Mrs. Rhodes was shocked. "You mean man started out as—as a pet, like a dog?"

"More like a horse, or an elephant. He was trained to obey simple commands, to carry his master, fetch things, and finally to undertake dinotherium hunts under the direction of a few overseers. You see, mainland Africa was too wild for a gentle, civilized species then, as it is today for different reasons. Yet they needed certain commodities such as ivory—"
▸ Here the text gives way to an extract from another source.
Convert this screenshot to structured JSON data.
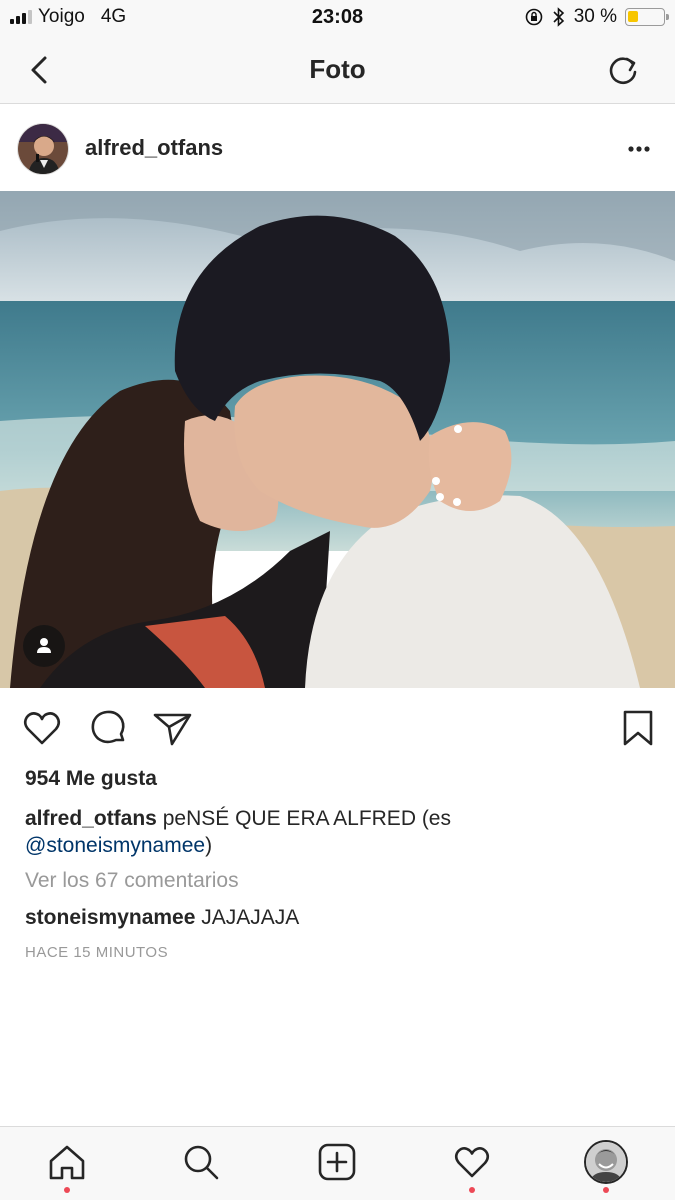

Mrs. Rhodes saw a fragment of tusk among the displayed artifacts, and knew that neither elephant nor dinotherium had ever ranged Madagascar. Ivory had to be imported. But how could there have been such a culture on Earth before human civilization arose? "Who—" But she was unable to frame the question properly, afraid of the answer.

"Why, the Lemuridae, of course. Didn't I tell you about Archaeolemur, with the almost hominid skull? Here in this cave we have an offshoot new to paleontology, with a comparatively enormous braincase and distinctive configuration. 1,000 cc easily, if my wrinkled old fingers do not deceive me. Easily capable of mesolithic technology, in the circumstances." She hefted the broken skull. "Look at this marvelous specimen yourself! Plainly derived from Archaeolemur, but the placement of the foramen magnum—"

"Are you saying the—the lemurs are civilized? That they—"

"Lemuridae. Not today's lemurs, but their advanced relatives. Yes, they were the ones. They controlled fire, they were artistic." Miss Concher patted the skull affectionately. "But they made one fatal mistake in their choice of domestics. Not the first time a tutor has been out-stripped by his pupil, I'm sure, or the last. Australopithecus was almost as intelligent as this lemuridae, even then—and he had more potential, because of his size and fully bipedal stance. All he needed was a good example and some discipline. What took the lemuridae several million years to develop, man covered in a few hundred thousand."

Mrs. Rhodes stopped fighting it. "Where is Archaeolemur now? With that head start—"

"Extinct, of course. His mouth was too large, his buttocks too small, his skin too hairy, his taste too good. Alas, he has been replaced on Earth by his domestic. Man could hardly have been a docile, loyal pet—not when trained as a hunter."